Invertebrati e qualità delle acque

Invertebrati studiati nel calcolo dell'IBE

tabella qualità dei fiumi

Come spesso accade, la parte meno visibile è quella che se la passa peggio, e nel caso delle acque fluviali, sono i macro invertebrati a stare male. Questi organismi hanno dimensioni superiori al millimetro e quindi visibili ad occhio nudo, ma non facilmente distinguibili senza un po’ di allenamento.
A questi macro invertebrati appartengono: insetti come i coleotteri, crostacei, molluschi e platelminti (vermi piatti) come le planarie.

Dalla sorgente alla foce, da una sponda all'altra si susseguono differenti organismi a seconda del sito, mettendo in atto una serie di strategie adattative, come la capacità di resistere alla corrente, attraverso lo sviluppo di forme particolari del corpo o strutture atte all'ancoraggio.
Essi sono fondamentali nei fiumi, perché contribuiscono attivamente alla demolizione della sostanza organica (a volte presenza anche troppo ingombrante per colpa degli scarichi che indiscriminatamente l’uomo versa nei fiumi) e sono un cibo prelibato per molti pesci oltre che ottimi indicatori biologici in quanto sono sensibili all'inquinamento e ai cambiamenti ambientali.

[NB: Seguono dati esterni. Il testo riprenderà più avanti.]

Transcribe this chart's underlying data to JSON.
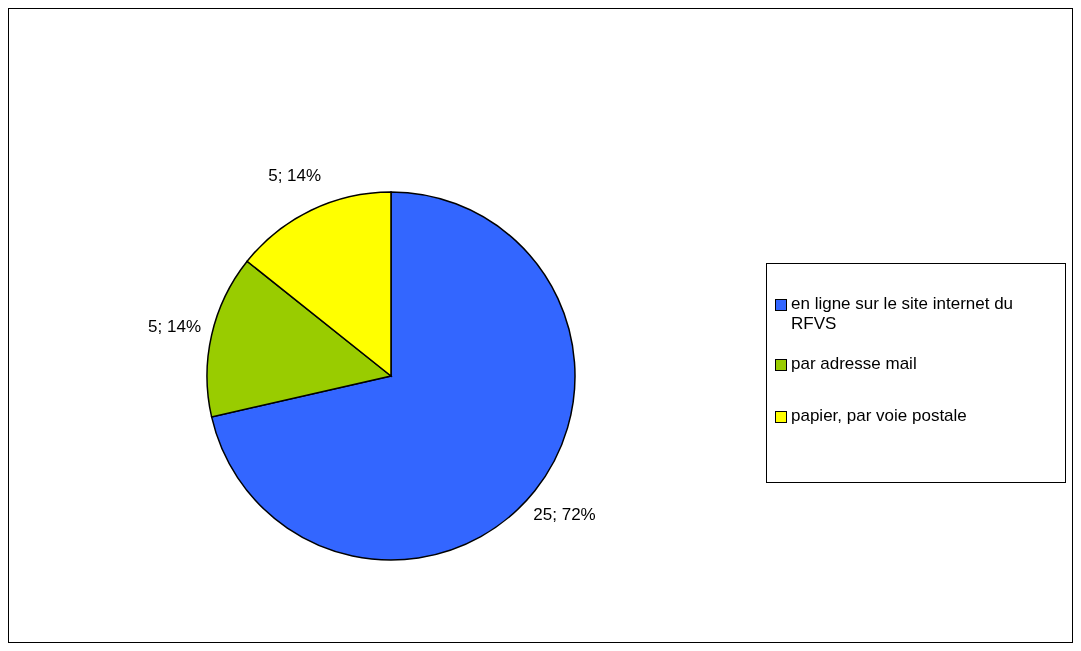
{
  "chart_data": {
    "type": "pie",
    "categories": [
      "en ligne sur le site internet du RFVS",
      "par adresse mail",
      "papier, par voie postale"
    ],
    "values": [
      25,
      5,
      5
    ],
    "colors": [
      "#3366ff",
      "#99cc00",
      "#ffff00"
    ],
    "value_labels": [
      "25; 72%",
      "5; 14%",
      "5; 14%"
    ],
    "legend": "right"
  }
}
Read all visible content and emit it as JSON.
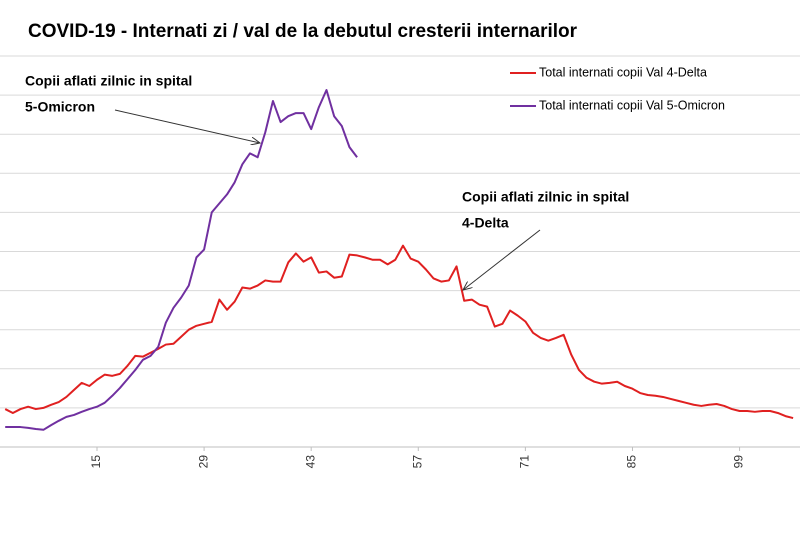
{
  "chart_data": {
    "type": "line",
    "title": "COVID-19 - Internati zi / val de la debutul cresterii internarilor",
    "annotations": [
      [
        "Copii aflati zilnic in spital",
        "5-Omicron"
      ],
      [
        "Copii aflati zilnic in spital",
        "4-Delta"
      ]
    ],
    "x": [
      3,
      4,
      5,
      6,
      7,
      8,
      9,
      10,
      11,
      12,
      13,
      14,
      15,
      16,
      17,
      18,
      19,
      20,
      21,
      22,
      23,
      24,
      25,
      26,
      27,
      28,
      29,
      30,
      31,
      32,
      33,
      34,
      35,
      36,
      37,
      38,
      39,
      40,
      41,
      42,
      43,
      44,
      45,
      46,
      47,
      48,
      49,
      50,
      51,
      52,
      53,
      54,
      55,
      56,
      57,
      58,
      59,
      60,
      61,
      62,
      63,
      64,
      65,
      66,
      67,
      68,
      69,
      70,
      71,
      72,
      73,
      74,
      75,
      76,
      77,
      78,
      79,
      80,
      81,
      82,
      83,
      84,
      85,
      86,
      87,
      88,
      89,
      90,
      91,
      92,
      93,
      94,
      95,
      96,
      97,
      98,
      99,
      100,
      101,
      102,
      103,
      104,
      105,
      106
    ],
    "series": [
      {
        "name": "Total internati copii Val 4-Delta",
        "color": "#e02020",
        "values": [
          0.97,
          0.87,
          0.97,
          1.03,
          0.97,
          1.0,
          1.08,
          1.15,
          1.28,
          1.46,
          1.64,
          1.56,
          1.72,
          1.85,
          1.82,
          1.87,
          2.08,
          2.33,
          2.31,
          2.41,
          2.51,
          2.62,
          2.64,
          2.82,
          3.0,
          3.1,
          3.15,
          3.2,
          3.77,
          3.51,
          3.72,
          4.08,
          4.05,
          4.13,
          4.26,
          4.23,
          4.23,
          4.72,
          4.95,
          4.74,
          4.85,
          4.46,
          4.49,
          4.33,
          4.36,
          4.92,
          4.9,
          4.85,
          4.79,
          4.79,
          4.67,
          4.79,
          5.15,
          4.82,
          4.74,
          4.54,
          4.31,
          4.23,
          4.26,
          4.62,
          3.74,
          3.77,
          3.64,
          3.59,
          3.08,
          3.15,
          3.49,
          3.36,
          3.21,
          2.92,
          2.79,
          2.72,
          2.79,
          2.87,
          2.36,
          1.97,
          1.77,
          1.67,
          1.62,
          1.64,
          1.67,
          1.56,
          1.49,
          1.38,
          1.33,
          1.31,
          1.28,
          1.23,
          1.18,
          1.13,
          1.08,
          1.05,
          1.08,
          1.1,
          1.05,
          0.97,
          0.92,
          0.92,
          0.9,
          0.92,
          0.92,
          0.87,
          0.79,
          0.74
        ]
      },
      {
        "name": "Total internati copii Val 5-Omicron",
        "color": "#7030a0",
        "values": [
          0.51,
          0.51,
          0.51,
          0.49,
          0.46,
          0.44,
          0.56,
          0.67,
          0.77,
          0.82,
          0.9,
          0.97,
          1.03,
          1.13,
          1.31,
          1.51,
          1.74,
          1.97,
          2.23,
          2.33,
          2.56,
          3.18,
          3.56,
          3.82,
          4.13,
          4.85,
          5.05,
          6.0,
          6.23,
          6.46,
          6.77,
          7.23,
          7.51,
          7.41,
          8.05,
          8.85,
          8.31,
          8.46,
          8.54,
          8.54,
          8.13,
          8.69,
          9.13,
          8.46,
          8.21,
          7.67,
          7.41,
          null,
          null,
          null,
          null,
          null,
          null,
          null,
          null,
          null,
          null,
          null,
          null,
          null,
          null,
          null,
          null,
          null,
          null,
          null,
          null,
          null,
          null,
          null,
          null,
          null,
          null,
          null,
          null,
          null,
          null,
          null,
          null,
          null,
          null,
          null,
          null,
          null,
          null,
          null,
          null,
          null,
          null,
          null,
          null,
          null,
          null,
          null,
          null,
          null,
          null,
          null,
          null,
          null,
          null,
          null,
          null,
          null
        ]
      }
    ],
    "xlim": [
      2.32,
      106.9
    ],
    "xticks": [
      15,
      29,
      43,
      57,
      71,
      85,
      99
    ],
    "ylim": [
      0,
      10
    ],
    "yticks": [
      1,
      2,
      3,
      4,
      5,
      6,
      7,
      8,
      9,
      10
    ],
    "grid": true
  }
}
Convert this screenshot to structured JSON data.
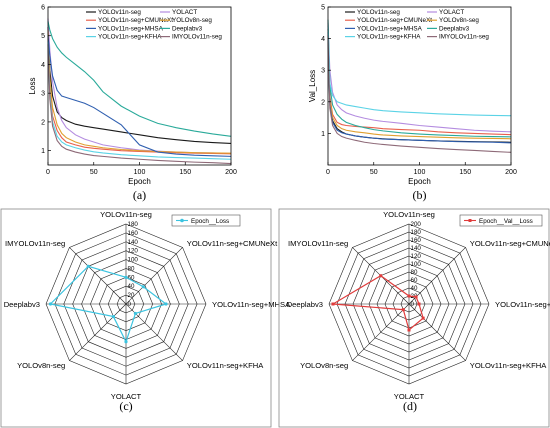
{
  "chart_data": [
    {
      "type": "line",
      "panel_label": "(a)",
      "xlabel": "Epoch",
      "ylabel": "Loss",
      "xlim": [
        0,
        200
      ],
      "ylim": [
        0.5,
        6
      ],
      "xticks": [
        0,
        50,
        100,
        150,
        200
      ],
      "yticks": [
        1,
        2,
        3,
        4,
        5,
        6
      ],
      "grid": false,
      "legend": "top-right, two columns",
      "x": [
        0,
        2,
        5,
        10,
        15,
        20,
        30,
        40,
        50,
        60,
        80,
        100,
        120,
        140,
        160,
        180,
        200
      ],
      "series": [
        {
          "name": "YOLOv11n-seg",
          "color": "#1a1a1a",
          "values": [
            5.3,
            3.8,
            2.9,
            2.35,
            2.15,
            2.05,
            1.92,
            1.85,
            1.8,
            1.75,
            1.65,
            1.55,
            1.45,
            1.38,
            1.32,
            1.28,
            1.25
          ]
        },
        {
          "name": "YOLACT",
          "color": "#b48ce0",
          "values": [
            5.6,
            4.5,
            3.4,
            2.5,
            2.05,
            1.8,
            1.55,
            1.4,
            1.3,
            1.2,
            1.1,
            1.02,
            0.98,
            0.95,
            0.93,
            0.92,
            0.9
          ]
        },
        {
          "name": "YOLOv11n-seg+CMUNeXt",
          "color": "#e8604c",
          "values": [
            4.9,
            3.2,
            2.2,
            1.7,
            1.45,
            1.3,
            1.2,
            1.12,
            1.08,
            1.05,
            1.0,
            0.97,
            0.95,
            0.93,
            0.91,
            0.9,
            0.89
          ]
        },
        {
          "name": "YOLOv8n-seg",
          "color": "#e0a030",
          "values": [
            5.2,
            3.5,
            2.5,
            1.9,
            1.6,
            1.45,
            1.3,
            1.2,
            1.15,
            1.1,
            1.04,
            1.0,
            0.97,
            0.95,
            0.93,
            0.92,
            0.91
          ]
        },
        {
          "name": "YOLOv11n-seg+MHSA",
          "color": "#2f5fb0",
          "values": [
            5.0,
            4.3,
            3.6,
            3.1,
            2.9,
            2.85,
            2.75,
            2.65,
            2.5,
            2.3,
            1.9,
            1.2,
            0.95,
            0.88,
            0.84,
            0.82,
            0.8
          ]
        },
        {
          "name": "Deeplabv3",
          "color": "#2aaa9a",
          "values": [
            5.5,
            5.2,
            4.9,
            4.6,
            4.4,
            4.25,
            4.0,
            3.75,
            3.45,
            3.05,
            2.55,
            2.2,
            1.95,
            1.8,
            1.68,
            1.58,
            1.5
          ]
        },
        {
          "name": "YOLOv11n-seg+KFHA",
          "color": "#5bd3e6",
          "values": [
            4.8,
            3.0,
            2.0,
            1.5,
            1.3,
            1.2,
            1.1,
            1.02,
            0.96,
            0.92,
            0.86,
            0.82,
            0.78,
            0.76,
            0.74,
            0.72,
            0.7
          ]
        },
        {
          "name": "IMYOLOv11n-seg",
          "color": "#8e6a78",
          "values": [
            4.7,
            2.8,
            1.85,
            1.35,
            1.15,
            1.05,
            0.95,
            0.88,
            0.83,
            0.8,
            0.74,
            0.7,
            0.66,
            0.63,
            0.6,
            0.58,
            0.55
          ]
        }
      ]
    },
    {
      "type": "line",
      "panel_label": "(b)",
      "xlabel": "Epoch",
      "ylabel": "Val_Loss",
      "xlim": [
        0,
        200
      ],
      "ylim": [
        0,
        5
      ],
      "xticks": [
        0,
        50,
        100,
        150,
        200
      ],
      "yticks": [
        1,
        2,
        3,
        4,
        5
      ],
      "grid": false,
      "legend": "top-right, two columns",
      "x": [
        0,
        2,
        5,
        10,
        15,
        20,
        30,
        40,
        50,
        60,
        80,
        100,
        120,
        140,
        160,
        180,
        200
      ],
      "series": [
        {
          "name": "YOLOv11n-seg",
          "color": "#1a1a1a",
          "values": [
            4.3,
            2.0,
            1.4,
            1.15,
            1.05,
            0.98,
            0.92,
            0.88,
            0.85,
            0.83,
            0.8,
            0.78,
            0.76,
            0.75,
            0.74,
            0.73,
            0.72
          ]
        },
        {
          "name": "YOLACT",
          "color": "#b48ce0",
          "values": [
            4.5,
            3.0,
            2.3,
            1.9,
            1.75,
            1.65,
            1.55,
            1.48,
            1.42,
            1.38,
            1.32,
            1.25,
            1.2,
            1.15,
            1.1,
            1.07,
            1.05
          ]
        },
        {
          "name": "YOLOv11n-seg+CMUNeXt",
          "color": "#e8604c",
          "values": [
            4.4,
            2.2,
            1.6,
            1.35,
            1.28,
            1.25,
            1.22,
            1.2,
            1.18,
            1.15,
            1.12,
            1.1,
            1.05,
            1.02,
            1.0,
            0.98,
            0.96
          ]
        },
        {
          "name": "YOLOv8n-seg",
          "color": "#e0a030",
          "values": [
            4.3,
            2.1,
            1.5,
            1.25,
            1.15,
            1.1,
            1.05,
            1.02,
            0.98,
            0.95,
            0.92,
            0.9,
            0.88,
            0.86,
            0.85,
            0.84,
            0.83
          ]
        },
        {
          "name": "YOLOv11n-seg+MHSA",
          "color": "#2f5fb0",
          "values": [
            4.2,
            1.9,
            1.35,
            1.1,
            1.02,
            0.98,
            0.92,
            0.88,
            0.85,
            0.82,
            0.8,
            0.78,
            0.76,
            0.74,
            0.73,
            0.72,
            0.7
          ]
        },
        {
          "name": "Deeplabv3",
          "color": "#2aaa9a",
          "values": [
            4.6,
            2.5,
            1.9,
            1.6,
            1.45,
            1.35,
            1.25,
            1.18,
            1.12,
            1.08,
            1.02,
            0.98,
            0.95,
            0.93,
            0.91,
            0.9,
            0.89
          ]
        },
        {
          "name": "YOLOv11n-seg+KFHA",
          "color": "#5bd3e6",
          "values": [
            4.4,
            2.6,
            2.2,
            2.0,
            1.95,
            1.9,
            1.85,
            1.8,
            1.75,
            1.72,
            1.68,
            1.65,
            1.62,
            1.6,
            1.58,
            1.57,
            1.56
          ]
        },
        {
          "name": "IMYOLOv11n-seg",
          "color": "#8e6a78",
          "values": [
            4.1,
            1.8,
            1.25,
            1.0,
            0.9,
            0.85,
            0.78,
            0.72,
            0.68,
            0.65,
            0.6,
            0.56,
            0.52,
            0.49,
            0.46,
            0.43,
            0.4
          ]
        }
      ]
    },
    {
      "type": "radar",
      "panel_label": "(c)",
      "legend": "top-right",
      "rlim": [
        0,
        180
      ],
      "rticks": [
        "0",
        "20",
        "40",
        "60",
        "80",
        "100",
        "120",
        "140",
        "160",
        "180"
      ],
      "categories": [
        "YOLOv11n-seg",
        "YOLOv11n-seg+CMUNeXt",
        "YOLOv11n-seg+MHSA",
        "YOLOv11n-seg+KFHA",
        "YOLACT",
        "YOLOv8n-seg",
        "Deeplabv3",
        "IMYOLOv11n-seg"
      ],
      "series": [
        {
          "name": "Epoch__Loss",
          "color": "#3cc4e0",
          "values": [
            60,
            55,
            90,
            30,
            85,
            40,
            170,
            120
          ]
        }
      ]
    },
    {
      "type": "radar",
      "panel_label": "(d)",
      "legend": "top-right",
      "rlim": [
        0,
        200
      ],
      "rticks": [
        "0",
        "20",
        "40",
        "60",
        "80",
        "100",
        "120",
        "140",
        "160",
        "180",
        "200"
      ],
      "categories": [
        "YOLOv11n-seg",
        "YOLOv11n-seg+CMUNeXt",
        "YOLOv11n-seg+MHSA",
        "YOLOv11n-seg+KFHA",
        "YOLACT",
        "YOLOv8n-seg",
        "Deeplabv3",
        "IMYOLOv11n-seg"
      ],
      "series": [
        {
          "name": "Epoch__Val__Loss",
          "color": "#e03c3c",
          "values": [
            20,
            25,
            25,
            50,
            65,
            20,
            190,
            100
          ]
        }
      ]
    }
  ]
}
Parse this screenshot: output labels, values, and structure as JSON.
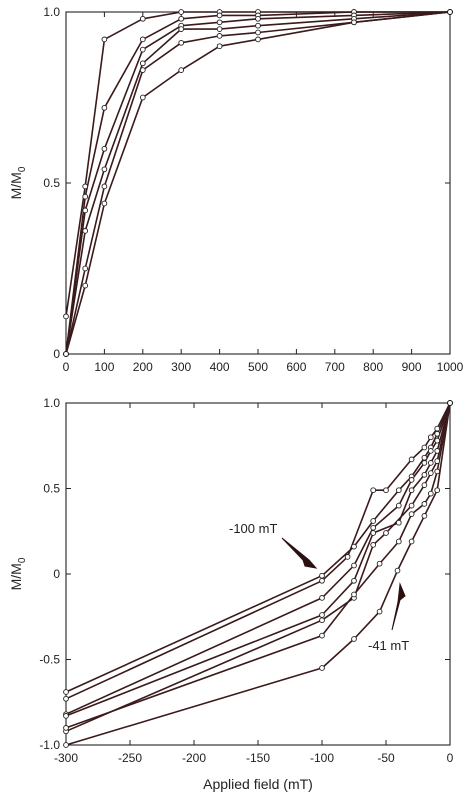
{
  "chart_data": [
    {
      "type": "line",
      "ylabel_main": "M/M",
      "ylabel_sub": "0",
      "xlim": [
        0,
        1000
      ],
      "ylim": [
        0,
        1.0
      ],
      "xticks": [
        0,
        100,
        200,
        300,
        400,
        500,
        600,
        700,
        800,
        900,
        1000
      ],
      "xtick_labels": [
        "0",
        "100",
        "200",
        "300",
        "400",
        "500",
        "600",
        "700",
        "800",
        "900",
        "1000"
      ],
      "yticks": [
        0,
        0.5,
        1.0
      ],
      "ytick_labels": [
        "0",
        "0.5",
        "1.0"
      ],
      "series": [
        {
          "x": [
            0,
            50,
            100,
            200,
            300,
            400,
            500,
            750,
            1000
          ],
          "y": [
            0.11,
            0.49,
            0.92,
            0.98,
            1.0,
            1.0,
            1.0,
            1.0,
            1.0
          ]
        },
        {
          "x": [
            0,
            50,
            100,
            200,
            300,
            400,
            500,
            750,
            1000
          ],
          "y": [
            0,
            0.46,
            0.72,
            0.92,
            0.98,
            0.99,
            0.99,
            1.0,
            1.0
          ]
        },
        {
          "x": [
            0,
            50,
            100,
            200,
            300,
            400,
            500,
            750,
            1000
          ],
          "y": [
            0,
            0.42,
            0.6,
            0.89,
            0.96,
            0.97,
            0.98,
            0.99,
            1.0
          ]
        },
        {
          "x": [
            0,
            50,
            100,
            200,
            300,
            400,
            500,
            750,
            1000
          ],
          "y": [
            0,
            0.36,
            0.54,
            0.85,
            0.95,
            0.95,
            0.96,
            0.98,
            1.0
          ]
        },
        {
          "x": [
            0,
            50,
            100,
            200,
            300,
            400,
            500,
            750,
            1000
          ],
          "y": [
            0,
            0.25,
            0.49,
            0.83,
            0.91,
            0.93,
            0.94,
            0.97,
            1.0
          ]
        },
        {
          "x": [
            0,
            50,
            100,
            200,
            300,
            400,
            500,
            750,
            1000
          ],
          "y": [
            0,
            0.2,
            0.44,
            0.75,
            0.83,
            0.9,
            0.92,
            0.97,
            1.0
          ]
        }
      ]
    },
    {
      "type": "line",
      "xlabel": "Applied field (mT)",
      "ylabel_main": "M/M",
      "ylabel_sub": "0",
      "xlim": [
        -300,
        0
      ],
      "ylim": [
        -1.0,
        1.0
      ],
      "xticks": [
        -300,
        -250,
        -200,
        -150,
        -100,
        -50,
        0
      ],
      "xtick_labels": [
        "-300",
        "-250",
        "-200",
        "-150",
        "-100",
        "-50",
        "0"
      ],
      "yticks": [
        -1.0,
        -0.5,
        0,
        0.5,
        1.0
      ],
      "ytick_labels": [
        "-1.0",
        "-0.5",
        "0",
        "0.5",
        "1.0"
      ],
      "annotations": [
        {
          "text": "-100 mT",
          "x": -100,
          "y": 0
        },
        {
          "text": "-41 mT",
          "x": -41,
          "y": 0
        }
      ],
      "series": [
        {
          "x": [
            -300,
            -100,
            -75,
            -60,
            -40,
            -30,
            -20,
            -15,
            -10,
            0
          ],
          "y": [
            -0.69,
            -0.01,
            0.16,
            0.31,
            0.49,
            0.57,
            0.68,
            0.74,
            0.82,
            1.0
          ]
        },
        {
          "x": [
            -300,
            -100,
            -80,
            -60,
            -50,
            -30,
            -20,
            -15,
            -10,
            0
          ],
          "y": [
            -0.73,
            -0.04,
            0.1,
            0.49,
            0.49,
            0.67,
            0.74,
            0.8,
            0.85,
            1.0
          ]
        },
        {
          "x": [
            -300,
            -100,
            -75,
            -60,
            -40,
            -30,
            -20,
            -15,
            -10,
            0
          ],
          "y": [
            -0.82,
            -0.14,
            0.05,
            0.27,
            0.4,
            0.55,
            0.65,
            0.72,
            0.78,
            1.0
          ]
        },
        {
          "x": [
            -300,
            -100,
            -75,
            -60,
            -40,
            -30,
            -20,
            -15,
            -10,
            0
          ],
          "y": [
            -0.83,
            -0.24,
            -0.04,
            0.24,
            0.3,
            0.49,
            0.58,
            0.65,
            0.72,
            1.0
          ]
        },
        {
          "x": [
            -300,
            -100,
            -75,
            -60,
            -50,
            -30,
            -20,
            -15,
            -10,
            0
          ],
          "y": [
            -0.92,
            -0.27,
            -0.14,
            0.17,
            0.24,
            0.4,
            0.52,
            0.59,
            0.66,
            1.0
          ]
        },
        {
          "x": [
            -300,
            -100,
            -75,
            -55,
            -40,
            -30,
            -20,
            -15,
            -10,
            0
          ],
          "y": [
            -0.9,
            -0.36,
            -0.12,
            0.06,
            0.19,
            0.35,
            0.41,
            0.47,
            0.6,
            1.0
          ]
        },
        {
          "x": [
            -300,
            -100,
            -75,
            -55,
            -41,
            -30,
            -20,
            -10,
            0
          ],
          "y": [
            -1.0,
            -0.55,
            -0.38,
            -0.22,
            0.02,
            0.19,
            0.34,
            0.49,
            1.0
          ]
        }
      ]
    }
  ]
}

Proprio per questa loro sensibilità sono molto studiati e la metodica adottata è quella dell’Indice Biotico Esteso (I.B.E), acronimo del termine inglese E.B.I. (Extended Biotic Index), nella sua formulazione più recente ed aggiornata (Ghetti 1997). Metodo che fa un confronto sulla comunità attesa, cioè quella che si trova in condizioni di buona efficienza dell'ecosistema e la comunità specifica, cioè quella realmente presente.
L'indice, quindi, serve per formulare una diagnosi della qualità di ambienti di acque dolci correnti sulla base delle modificazioni nella composizione delle comunità di macro invertebrati.
L' I.B.E. classifica la qualità di un fiume su di una scala che va da 12-13 unità (qualità ottimale) a 1 (massimo degrado), per determinarlo, si campiona con reti apposite lungo uno spazio preciso (transetto), dopodiché, sempre sul campo, si procede al riconoscimento e alla classificazione degli animali raccolti e, infine, si porta il tutto in laboratorio per una conferma tramite stereoscopio e manuale di riconoscimento.

La risposta dell'indice si fonda su due dati importanti:


  • la presenza degli organismi più esigenti in termini di qualità ambientale, quindi la buona salute del fiume stesso;

  • la ricchezza totale in Unità Sistematiche della comunità esaminata, cioè la conservazione della biodiversità del fiume.

Ecco perciò che la presenza dei macro invertebrati diventa un indice rilevante nel caso un fiume cambi le sue condizioni, che siano di apporto di acque, di inquinamento o di altri fattori, ed è proprio quello che rischia di accadere in questo periodo.